1. Introduction
The swift pace of industrialization and population growth has resulted in a notable surge in the production of solid waste [
1,
2]. Globally, the annual production of solid waste ranges from 7 to 9 trillion tons, with approximately 2 trillion tons estimated to be municipal solid waste (MSW)[
3]. A recent study forecasted that the worldwide production of MSW will reach 2.59 trillion tons by 2030 and 3.4 trillion tons by 2050 [
4]. Construction and demolition waste (CDW) accounts for more than 30% of the MSW generation worldwide [
5,
6], with Europe and the U.S. being responsible for 36% and 67% of the total generation volume, respectively [
7]. The volume and composition of CDW differ across regions, with China, the U.S., and Europe being the primary contributors [
8]. However, the recovery rate of CDW is not proportional to its generation volume and fluctuates significantly from 7% to 90% depending on the region [
9]. Moreover, while 75% of global CDW could be recycled, approximately 35% is disposed of in landfills [
10]. Given that the construction sector utilizes approximately 40% of the world’s raw materials [
11], produces 40% of waste [
12], and contributes to 25% of global carbon dioxide emissions [
13], a low recovery rate of CDW implies that the industry lacks sustainability. Facilitated by a substantial recovery rate of CDW, recycling offers myriad benefits for sustainable development across social, environmental, and economic dimensions [
14].
To achieve sustainable consumption and environmental integrity within the construction sector, stakeholders must cooperate within a circular economy framework. Such cooperation underscores the importance of acknowledging sustainable consumption and development initiatives, as well as implementing effective systems and solutions to drive efficiency and promote sustainability within the architecture, construction, and engineering industries. An example of an effective tool for such systems and solutions involves the assessment of the maximum economic and environmental benefits attainable from a structure prior to its dismantling and demolition [
15]. To ensure efficient waste management (WM), precisely forecasting the volume of waste generated is essential by accurately quantifying both the quantity and composition of waste [
16], which is indispensable for realizing sustainable WM practices. These endeavors will lay the groundwork for enhancing legislation pertaining to waste, conducting environmental impact assessments, assessing social and economic costs, designing WM systems, and planning the necessary infrastructure such as collection sites, recycling centers, landfills, and incinerators [
17,
18]. Furthermore, precise estimation of waste generation volume can serve as foundational data for effective WM practices, such as planning landfill capacity, implementing waste treatment levies or recycling incentives, and formulating comprehensive WM strategies [
19]. However, owing to numerous uncertainties, accurate prediction of the quantity of waste generated is difficult [
20].
Recently, owing to significant advancements in the WM domain, machine learning (ML) has emerged as an effective tool for addressing diverse challenges linked to CDW management.

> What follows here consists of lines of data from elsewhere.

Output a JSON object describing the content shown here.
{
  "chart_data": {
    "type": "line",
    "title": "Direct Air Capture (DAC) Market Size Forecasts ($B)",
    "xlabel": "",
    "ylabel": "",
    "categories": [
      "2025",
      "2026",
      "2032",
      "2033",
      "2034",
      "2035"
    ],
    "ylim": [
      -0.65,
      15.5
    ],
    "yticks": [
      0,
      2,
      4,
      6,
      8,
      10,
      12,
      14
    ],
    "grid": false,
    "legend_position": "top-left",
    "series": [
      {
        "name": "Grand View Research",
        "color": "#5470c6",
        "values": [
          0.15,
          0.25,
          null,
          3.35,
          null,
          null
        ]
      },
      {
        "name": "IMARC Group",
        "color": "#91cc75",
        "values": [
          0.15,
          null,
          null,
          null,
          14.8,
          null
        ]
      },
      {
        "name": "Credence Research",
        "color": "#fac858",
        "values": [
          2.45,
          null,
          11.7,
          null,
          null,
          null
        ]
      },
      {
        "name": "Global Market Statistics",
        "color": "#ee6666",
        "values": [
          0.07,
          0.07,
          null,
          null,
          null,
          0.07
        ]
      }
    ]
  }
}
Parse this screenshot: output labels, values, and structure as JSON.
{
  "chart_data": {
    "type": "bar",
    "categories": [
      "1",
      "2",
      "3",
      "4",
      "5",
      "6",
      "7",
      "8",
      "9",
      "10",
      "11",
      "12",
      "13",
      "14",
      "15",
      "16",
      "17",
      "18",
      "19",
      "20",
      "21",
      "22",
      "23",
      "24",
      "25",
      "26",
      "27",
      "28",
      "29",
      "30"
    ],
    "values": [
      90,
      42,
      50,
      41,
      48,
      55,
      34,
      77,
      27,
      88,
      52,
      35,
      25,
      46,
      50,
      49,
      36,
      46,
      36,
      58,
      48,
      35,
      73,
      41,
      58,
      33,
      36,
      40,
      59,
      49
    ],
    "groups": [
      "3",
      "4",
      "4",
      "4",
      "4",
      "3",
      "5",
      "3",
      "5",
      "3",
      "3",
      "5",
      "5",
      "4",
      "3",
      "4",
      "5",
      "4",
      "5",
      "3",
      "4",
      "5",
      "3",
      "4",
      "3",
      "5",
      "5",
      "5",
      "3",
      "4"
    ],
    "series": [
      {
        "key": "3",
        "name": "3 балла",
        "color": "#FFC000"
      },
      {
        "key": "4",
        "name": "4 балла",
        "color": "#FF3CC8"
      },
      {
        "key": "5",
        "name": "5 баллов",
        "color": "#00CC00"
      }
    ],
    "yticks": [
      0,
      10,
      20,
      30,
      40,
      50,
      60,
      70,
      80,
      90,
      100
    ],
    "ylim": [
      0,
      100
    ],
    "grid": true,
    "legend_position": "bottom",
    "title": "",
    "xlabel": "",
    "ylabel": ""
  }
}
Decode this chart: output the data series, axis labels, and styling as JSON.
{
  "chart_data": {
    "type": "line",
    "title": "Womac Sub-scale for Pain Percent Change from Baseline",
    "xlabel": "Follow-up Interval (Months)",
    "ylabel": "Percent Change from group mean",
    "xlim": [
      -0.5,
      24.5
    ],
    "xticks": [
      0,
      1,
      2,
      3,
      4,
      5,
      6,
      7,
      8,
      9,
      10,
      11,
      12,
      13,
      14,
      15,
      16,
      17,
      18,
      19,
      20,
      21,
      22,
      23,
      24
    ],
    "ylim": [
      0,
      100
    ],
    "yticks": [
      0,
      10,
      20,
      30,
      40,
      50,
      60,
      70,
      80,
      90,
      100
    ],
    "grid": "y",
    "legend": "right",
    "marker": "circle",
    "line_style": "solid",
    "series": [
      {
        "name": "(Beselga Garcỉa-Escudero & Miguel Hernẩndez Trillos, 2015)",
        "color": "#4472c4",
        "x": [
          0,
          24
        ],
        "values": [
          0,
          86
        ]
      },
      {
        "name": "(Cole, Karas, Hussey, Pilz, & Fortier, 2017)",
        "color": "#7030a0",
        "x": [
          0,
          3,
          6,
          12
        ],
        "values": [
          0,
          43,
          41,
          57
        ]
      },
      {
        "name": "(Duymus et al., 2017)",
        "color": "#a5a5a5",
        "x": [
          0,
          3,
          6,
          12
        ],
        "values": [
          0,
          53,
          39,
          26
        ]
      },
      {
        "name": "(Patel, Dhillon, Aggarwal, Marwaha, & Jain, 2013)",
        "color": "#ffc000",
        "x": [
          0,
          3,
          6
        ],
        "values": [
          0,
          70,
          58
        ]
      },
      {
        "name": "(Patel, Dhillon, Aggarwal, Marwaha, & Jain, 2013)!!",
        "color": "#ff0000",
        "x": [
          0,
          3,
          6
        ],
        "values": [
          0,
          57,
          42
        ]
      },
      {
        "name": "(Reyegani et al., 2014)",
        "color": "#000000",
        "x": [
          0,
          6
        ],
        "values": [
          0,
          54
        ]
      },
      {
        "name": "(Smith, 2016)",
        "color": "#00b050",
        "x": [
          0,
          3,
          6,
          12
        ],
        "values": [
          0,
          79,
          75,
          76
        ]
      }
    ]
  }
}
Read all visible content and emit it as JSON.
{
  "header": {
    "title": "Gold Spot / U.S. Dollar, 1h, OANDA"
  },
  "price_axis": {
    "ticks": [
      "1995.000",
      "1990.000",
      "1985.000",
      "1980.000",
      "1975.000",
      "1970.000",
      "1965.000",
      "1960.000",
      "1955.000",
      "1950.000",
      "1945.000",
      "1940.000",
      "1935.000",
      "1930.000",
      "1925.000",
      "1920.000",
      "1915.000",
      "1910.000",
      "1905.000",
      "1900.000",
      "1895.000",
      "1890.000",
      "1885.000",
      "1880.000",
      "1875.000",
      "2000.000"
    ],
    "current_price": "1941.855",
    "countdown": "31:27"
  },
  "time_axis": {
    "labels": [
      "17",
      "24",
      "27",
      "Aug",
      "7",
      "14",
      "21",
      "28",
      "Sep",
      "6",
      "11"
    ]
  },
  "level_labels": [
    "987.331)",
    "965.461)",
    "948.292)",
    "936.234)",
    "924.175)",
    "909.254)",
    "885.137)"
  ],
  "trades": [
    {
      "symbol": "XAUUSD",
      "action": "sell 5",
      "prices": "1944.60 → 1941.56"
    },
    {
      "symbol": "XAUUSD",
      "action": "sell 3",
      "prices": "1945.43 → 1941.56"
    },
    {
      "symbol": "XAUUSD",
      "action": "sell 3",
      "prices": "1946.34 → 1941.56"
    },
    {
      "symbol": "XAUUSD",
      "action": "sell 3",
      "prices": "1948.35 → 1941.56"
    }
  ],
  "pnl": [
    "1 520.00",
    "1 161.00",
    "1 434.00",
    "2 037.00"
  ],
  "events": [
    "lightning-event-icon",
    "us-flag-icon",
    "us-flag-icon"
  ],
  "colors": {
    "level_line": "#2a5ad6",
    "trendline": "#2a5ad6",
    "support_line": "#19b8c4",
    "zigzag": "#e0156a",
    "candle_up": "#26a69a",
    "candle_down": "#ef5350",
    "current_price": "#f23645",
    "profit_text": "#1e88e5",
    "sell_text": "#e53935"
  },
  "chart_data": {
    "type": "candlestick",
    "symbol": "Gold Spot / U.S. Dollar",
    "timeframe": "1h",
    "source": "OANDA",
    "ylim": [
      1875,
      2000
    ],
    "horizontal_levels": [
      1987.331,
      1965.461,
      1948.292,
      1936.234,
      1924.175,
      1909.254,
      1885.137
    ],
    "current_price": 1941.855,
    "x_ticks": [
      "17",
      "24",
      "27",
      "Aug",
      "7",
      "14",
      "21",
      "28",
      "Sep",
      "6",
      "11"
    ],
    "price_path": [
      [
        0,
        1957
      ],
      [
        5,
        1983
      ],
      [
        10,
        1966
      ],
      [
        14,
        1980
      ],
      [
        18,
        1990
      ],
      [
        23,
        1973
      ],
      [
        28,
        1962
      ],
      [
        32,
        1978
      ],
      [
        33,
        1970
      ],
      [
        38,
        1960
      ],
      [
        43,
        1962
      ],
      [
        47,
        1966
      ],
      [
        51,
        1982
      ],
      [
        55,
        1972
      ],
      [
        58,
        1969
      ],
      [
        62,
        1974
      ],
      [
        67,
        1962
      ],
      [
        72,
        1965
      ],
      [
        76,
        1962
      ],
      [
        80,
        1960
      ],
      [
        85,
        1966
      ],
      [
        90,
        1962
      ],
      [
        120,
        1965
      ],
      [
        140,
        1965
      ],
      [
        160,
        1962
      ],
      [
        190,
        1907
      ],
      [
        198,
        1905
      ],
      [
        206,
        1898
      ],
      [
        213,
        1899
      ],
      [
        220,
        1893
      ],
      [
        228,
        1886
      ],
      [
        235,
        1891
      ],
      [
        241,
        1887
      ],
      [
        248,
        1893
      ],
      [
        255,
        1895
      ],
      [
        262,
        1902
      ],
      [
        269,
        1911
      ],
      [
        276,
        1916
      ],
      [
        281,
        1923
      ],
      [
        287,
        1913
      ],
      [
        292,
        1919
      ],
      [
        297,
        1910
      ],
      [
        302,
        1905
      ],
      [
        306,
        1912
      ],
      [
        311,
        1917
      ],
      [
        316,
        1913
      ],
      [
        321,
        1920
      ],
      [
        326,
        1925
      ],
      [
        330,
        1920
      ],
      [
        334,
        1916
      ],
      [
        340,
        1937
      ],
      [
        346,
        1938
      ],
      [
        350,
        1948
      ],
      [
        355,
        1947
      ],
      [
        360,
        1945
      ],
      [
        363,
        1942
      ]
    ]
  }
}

ML enables data-driven decision-making processes and delivers precise predictive data through the utilization of various technologies associated with data collection, processing, and information extraction [
21]. In the CDW field, numerous researchers have investigated waste generation prediction models, utilizing ML as a component of WM tools. For example, Lu et al.[
22] examined multi-linear regression (MLR) models to forecast the volume of renovation waste generated from renovation projects carried out in Hong Kong. Lu et al.[
23] developed MLR, decision tree (DT), gray model (GM), and artificial neural network (ANN) models to predict the volume of construction waste generated within a specific region in China. Based on a deep learning model, Akanbi et al. [
24] predicted the volume of waste generation destined for recycling, reuse, and burial within the context of demolition waste (DW) management. By applying random forest (RF) and gradient boosting machine (GBM) for 690 structures involved in demolition projects, Cha et al. [
25] developed a model for predicting the demolition waste generation (DWG) rate. Cha et al. [
26] developed a hybrid ML model that integrated principal component analysis with ANN and support vector machine (SVM) algorithms, which aimed to enhance the accuracy of predicting the DWG rate for structures undergoing demolition projects. Coskuner et al.[
27] developed an ML model applied with a multilayer perceptron (MLP)-ANN for predicting the CDW of the Askar landfill site in Bahrain. Gulghane et al.[
28] collected construction waste data from 134 construction sites in Nagpur, India, and developed an ML model applied with decision (DT) and k-nearest neighbors (KNN) algorithms. Hu et al.[
29] gathered construction waste generation rate data from 206 construction sites and used this to develop prediction models to which SVM, ANN, and MLR algorithms are applied. The aforementioned research on CDW management introduced ML models, which primarily targeted the overall CDW generation volume of a specific project or at a regional scale, as the resulting outcome. These results can serve practical purposes such as monitoring, data collection, and devising a comprehensive waste processing strategy on a large scale, guided by the total waste generation volume. To enhance CDW management effectiveness, more comprehensive management strategies concerning detailed assessments of the environmental impact of specific waste types, evaluation of processing expenses, and the selection of appropriate recycling methods are necessary. The ML models established in previous studies seem to exhibit research gaps and limitations in achieving a sustainable construction industry. Comprehensive strategies outlining environmental impact assessments, processing costs, and recycling plans for different types of CDW can provide a broader opportunity for fostering the development of a circular economy [
30]. To formulate comprehensive strategies for CDW management, comprehending the attributes of processed wastes is imperative, as well as the processing flow and categorization of CDW according to their characteristics and types. This understanding enables informed decisions regarding effective and efficient environmental impact assessments and recycling techniques for CDW.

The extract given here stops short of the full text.